Ukraine was a major exporter of grain, cooking oil and fertilizers before the Russian invasion in February, but the blockade – along with Russia’s seizure of Ukrainian agricultural land and the destruction of agricultural infrastructure – led to a collapse in Ukraine’s exports. The latest blow came on Monday when Ukrainian regional authorities said a Russian missile strike in Odessa had burned a food logistics warehouse.

The decline in exports has contributed to the rise in global food prices, exacerbated by growing demand as the global economy emerges from the pandemic. The United Nations has warned of starvation or even famine in some countries as a result, especially in Africa.

“You can’t use people’s hunger as a weapon of war,” he said. Borel said after arriving in Luxembourg for a meeting of EU foreign ministers. “Millions of tons of wheat remain blocked in Ukraine, while the rest of the world is starving. This is a real war crime, so I can’t imagine it lasting much longer.
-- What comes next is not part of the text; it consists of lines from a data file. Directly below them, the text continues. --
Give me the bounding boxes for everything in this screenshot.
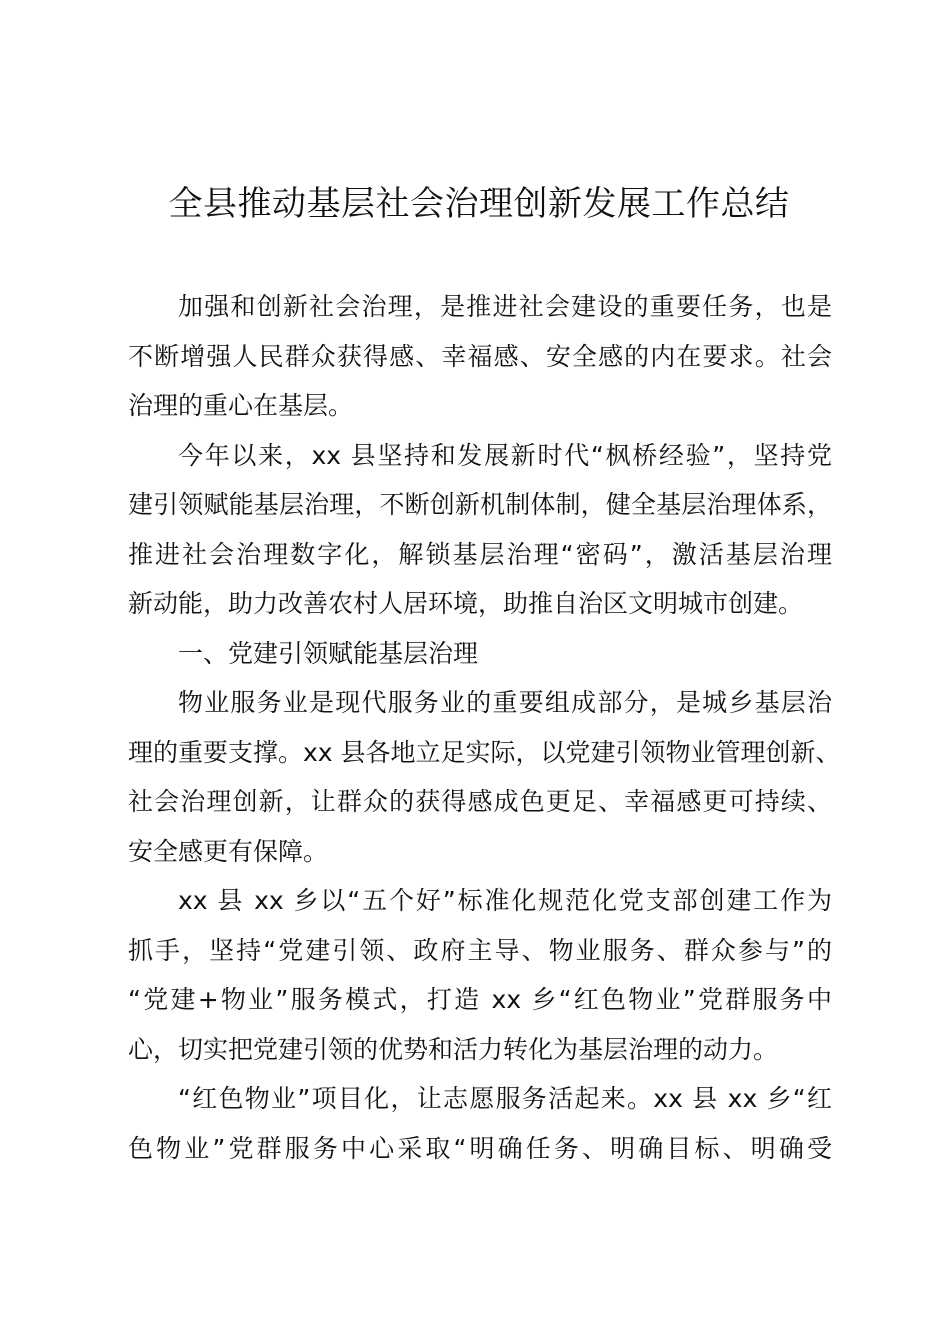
body-line: 不断增强人民群众获得感、幸福感、安全感的内在要求。社会 xyxy=(128,341,832,371)
body-line: 心，切实把党建引领的优势和活力转化为基层治理的动力。 xyxy=(128,1034,779,1064)
body-line: “党建+物业”服务模式，打造 xx 乡“红色物业”党群服务中 xyxy=(128,985,832,1014)
body-line: “红色物业”项目化，让志愿服务活起来。xx 县 xx 乡“红 xyxy=(178,1084,832,1113)
body-line: 社会治理创新，让群众的获得感成色更足、幸福感更可持续、 xyxy=(128,787,832,816)
document-title: 全县推动基层社会治理创新发展工作总结 xyxy=(168,184,790,224)
body-line: 物业服务业是现代服务业的重要组成部分，是城乡基层治 xyxy=(178,688,832,717)
body-line: 抓手，坚持“党建引领、政府主导、物业服务、群众参与”的 xyxy=(128,935,832,965)
body-line: 理的重要支撑。xx 县各地立足实际，以党建引领物业管理创新、 xyxy=(128,737,841,767)
body-line: 今年以来，xx 县坚持和发展新时代“枫桥经验”，坚持党 xyxy=(178,440,832,470)
body-line: xx 县 xx 乡以“五个好”标准化规范化党支部创建工作为 xyxy=(178,886,832,915)
body-line: 一、党建引领赋能基层治理 xyxy=(178,638,479,668)
body-line: 安全感更有保障。 xyxy=(128,836,329,866)
body-line: 色物业”党群服务中心采取“明确任务、明确目标、明确受 xyxy=(128,1133,832,1163)
body-line: 建引领赋能基层治理，不断创新机制体制，健全基层治理体系， xyxy=(128,490,832,519)
body-line: 加强和创新社会治理，是推进社会建设的重要任务，也是 xyxy=(178,292,832,321)
body-line: 推进社会治理数字化，解锁基层治理“密码”，激活基层治理 xyxy=(128,539,832,569)
document-body xyxy=(128,282,841,1173)
body-line: 新动能，助力改善农村人居环境，助推自治区文明城市创建。 xyxy=(128,589,804,618)
body-line: 治理的重心在基层。 xyxy=(128,391,354,420)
The President of Ukraine Volodymyr Zelensky did the same in the remote control appeal to the African Union on Monday. Moscow has deep ties with many African countries that have been are reluctant to criticize the invasion.

“If it weren’t for the Russian war against Ukraine, there simply wouldn’t be a shortage in the food market. said Zelensky. “If it weren’t for the Russian war, our farmers and agricultural companies would have provided record harvests this year.

However, Moscow’s naval dominance in the Black Sea gives it considerable diplomatic leverage. Russian President Vladimir Putin has said he will lift the blockade if sanctions imposed by Western and other governments over the war are lifted.

The European Union, the United States and others are working to improve land routes for exports from Ukraine, but Mr. Zelenski said that “much less volume can be delivered on new routes and it takes much longer.”

“We are conducting complex multi-stage negotiations to unblock our Ukrainian ports,” he told the African Union. “But you can see that there is still no progress, because no real tool has yet been found to ensure that Russia does not attack them again.”